A. 24 hour access to someone (whether staff or volunteer) who is:
  • Trained in trauma informed care, Intentional Peer Support and communicating across alternate realities. 
  • Trained in supporting and facilitating communication for both people in distress and for people who experience communication deficits. 
  • Available within 15 minutes of a request to listen/ assist in person for at least 2 hours per day
  • Available for the remaining 22 hours by phone, text, internet, or in person. 

Such services are deemed necessary upon request and are billable to insurance at reasonable healthcare rates.

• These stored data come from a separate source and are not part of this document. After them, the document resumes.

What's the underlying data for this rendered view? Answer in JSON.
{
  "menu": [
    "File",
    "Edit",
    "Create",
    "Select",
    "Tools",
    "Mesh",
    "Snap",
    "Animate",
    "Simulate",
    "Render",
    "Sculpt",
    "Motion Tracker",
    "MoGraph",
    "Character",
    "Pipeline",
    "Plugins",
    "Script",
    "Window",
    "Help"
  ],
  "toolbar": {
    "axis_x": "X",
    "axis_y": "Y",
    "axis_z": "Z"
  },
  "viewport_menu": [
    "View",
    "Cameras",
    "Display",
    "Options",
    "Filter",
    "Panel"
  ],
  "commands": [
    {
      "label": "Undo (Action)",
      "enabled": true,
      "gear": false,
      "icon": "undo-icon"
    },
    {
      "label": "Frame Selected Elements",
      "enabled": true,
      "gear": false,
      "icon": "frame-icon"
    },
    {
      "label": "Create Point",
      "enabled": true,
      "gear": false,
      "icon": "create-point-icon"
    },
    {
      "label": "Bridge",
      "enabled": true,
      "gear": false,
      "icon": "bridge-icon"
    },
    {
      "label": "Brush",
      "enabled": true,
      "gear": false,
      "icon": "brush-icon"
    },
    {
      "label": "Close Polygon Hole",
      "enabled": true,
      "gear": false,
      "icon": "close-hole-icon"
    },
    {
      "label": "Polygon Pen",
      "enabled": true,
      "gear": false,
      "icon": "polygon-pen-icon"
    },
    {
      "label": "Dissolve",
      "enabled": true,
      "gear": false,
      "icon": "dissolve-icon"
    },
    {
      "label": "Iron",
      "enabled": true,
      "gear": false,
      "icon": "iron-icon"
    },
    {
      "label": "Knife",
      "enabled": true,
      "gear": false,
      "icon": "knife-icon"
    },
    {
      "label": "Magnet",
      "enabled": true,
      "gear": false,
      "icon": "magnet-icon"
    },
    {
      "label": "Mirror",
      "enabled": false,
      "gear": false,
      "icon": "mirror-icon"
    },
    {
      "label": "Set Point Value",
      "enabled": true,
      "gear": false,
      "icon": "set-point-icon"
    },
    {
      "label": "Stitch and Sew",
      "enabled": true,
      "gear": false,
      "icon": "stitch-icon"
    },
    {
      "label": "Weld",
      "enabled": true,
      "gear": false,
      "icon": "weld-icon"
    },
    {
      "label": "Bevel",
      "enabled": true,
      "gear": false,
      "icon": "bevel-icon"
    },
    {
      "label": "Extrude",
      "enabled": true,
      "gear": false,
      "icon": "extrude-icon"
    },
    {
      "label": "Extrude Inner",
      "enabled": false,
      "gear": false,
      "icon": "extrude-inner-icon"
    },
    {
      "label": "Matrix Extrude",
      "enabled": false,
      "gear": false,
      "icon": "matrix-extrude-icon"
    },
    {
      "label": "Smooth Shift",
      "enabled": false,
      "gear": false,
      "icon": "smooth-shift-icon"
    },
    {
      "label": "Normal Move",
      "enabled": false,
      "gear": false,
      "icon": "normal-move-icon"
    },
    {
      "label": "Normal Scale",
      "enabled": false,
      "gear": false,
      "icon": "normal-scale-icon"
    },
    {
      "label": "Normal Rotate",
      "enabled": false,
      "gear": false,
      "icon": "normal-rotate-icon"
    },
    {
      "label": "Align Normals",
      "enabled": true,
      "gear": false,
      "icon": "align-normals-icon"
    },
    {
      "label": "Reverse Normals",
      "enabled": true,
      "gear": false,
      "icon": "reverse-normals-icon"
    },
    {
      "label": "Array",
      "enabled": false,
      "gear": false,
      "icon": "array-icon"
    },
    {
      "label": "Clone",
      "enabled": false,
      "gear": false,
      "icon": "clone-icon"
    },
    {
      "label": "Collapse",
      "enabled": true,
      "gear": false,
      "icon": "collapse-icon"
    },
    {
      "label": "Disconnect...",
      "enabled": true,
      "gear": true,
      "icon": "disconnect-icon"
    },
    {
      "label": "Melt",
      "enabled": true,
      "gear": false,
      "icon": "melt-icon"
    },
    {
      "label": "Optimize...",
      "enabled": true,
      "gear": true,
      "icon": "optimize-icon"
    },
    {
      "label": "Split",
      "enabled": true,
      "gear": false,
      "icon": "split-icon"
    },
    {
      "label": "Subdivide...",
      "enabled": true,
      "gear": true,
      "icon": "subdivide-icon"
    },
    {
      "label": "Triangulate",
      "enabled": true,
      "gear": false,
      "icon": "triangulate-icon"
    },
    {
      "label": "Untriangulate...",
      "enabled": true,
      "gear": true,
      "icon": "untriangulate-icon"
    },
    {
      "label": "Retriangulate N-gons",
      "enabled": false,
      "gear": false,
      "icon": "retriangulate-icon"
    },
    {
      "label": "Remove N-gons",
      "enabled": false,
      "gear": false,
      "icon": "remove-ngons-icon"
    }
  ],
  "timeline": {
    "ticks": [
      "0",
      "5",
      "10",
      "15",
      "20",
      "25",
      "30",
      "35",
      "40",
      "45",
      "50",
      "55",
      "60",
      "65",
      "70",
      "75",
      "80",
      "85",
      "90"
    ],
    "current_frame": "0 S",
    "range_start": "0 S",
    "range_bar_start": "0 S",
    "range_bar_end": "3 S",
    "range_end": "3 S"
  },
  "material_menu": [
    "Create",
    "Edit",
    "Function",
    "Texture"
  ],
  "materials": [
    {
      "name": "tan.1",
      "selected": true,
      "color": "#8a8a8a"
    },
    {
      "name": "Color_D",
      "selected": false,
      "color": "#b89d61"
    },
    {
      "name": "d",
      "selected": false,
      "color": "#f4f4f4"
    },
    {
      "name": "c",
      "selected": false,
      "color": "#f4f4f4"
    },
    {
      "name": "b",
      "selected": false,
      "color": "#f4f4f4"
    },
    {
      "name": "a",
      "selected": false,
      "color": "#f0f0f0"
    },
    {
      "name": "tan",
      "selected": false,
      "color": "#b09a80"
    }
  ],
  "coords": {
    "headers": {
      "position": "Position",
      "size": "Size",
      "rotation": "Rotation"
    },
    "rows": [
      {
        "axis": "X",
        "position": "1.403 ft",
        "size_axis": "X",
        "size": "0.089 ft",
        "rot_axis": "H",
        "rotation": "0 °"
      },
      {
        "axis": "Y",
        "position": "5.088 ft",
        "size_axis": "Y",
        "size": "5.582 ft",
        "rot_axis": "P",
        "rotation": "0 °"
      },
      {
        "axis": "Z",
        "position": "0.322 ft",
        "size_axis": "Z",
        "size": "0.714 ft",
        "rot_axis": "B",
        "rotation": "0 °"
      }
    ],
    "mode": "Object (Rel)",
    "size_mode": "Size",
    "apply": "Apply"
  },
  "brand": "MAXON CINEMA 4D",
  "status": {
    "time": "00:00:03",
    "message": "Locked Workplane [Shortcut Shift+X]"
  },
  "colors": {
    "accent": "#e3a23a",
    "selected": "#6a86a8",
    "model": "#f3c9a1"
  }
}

B. Daily access to non-medication trauma-informed group learning experiences (whether offered by staff or volunteers), including a minimum of one of the following per day and four different modalities per week:
  • Intentional Peer Support 
  • Hearing Voices Network 
  • Wellness Recovery Action Planning 
  • Icarus Project Groups/ Activities 
  • Harm Reduction for Coming off Psychiatric Mediations 
  • NAMI Peer-to-Peer 
  • Family Therapy 
  • DBT 
  • CBT 
  • Art/ Creativity 
  • Movement / Fitness 
  • Stress-Reduction training (Yoga, Mindfulness, Meditation, etc) 

3. Mandatory review


Every instance of involuntary care or treatment will be considered as a system failure and a potential trauma risk for both staff and service recipients - whether involved as participants or vicariously affected as witnesses. In order to prevent further/ future personal distress or systemic re/traumatization, such persons must be offered access to:

  • A safe, confidential, free avenue to process and make sense of their experience (within 1 hour). 
  • Independent advocates (within 24 hours) to assist them to communicate their concerns and make recommendations for systemic changes, including the following: 
    • coaching and in person communication assistance as requested to restore any relationships affected, whether in the healthcare setting or otherwise.
    • an in-person incident debrief meeting with agency management within 1 week
    • an in-person opportunity for facilitated resolution with others involved within 2 weeks

4. Penalties for non-compliance


Agencies are required to fully collaborate with these procedures and implement all reasonable remedial recommendations in good faith or face treble damages.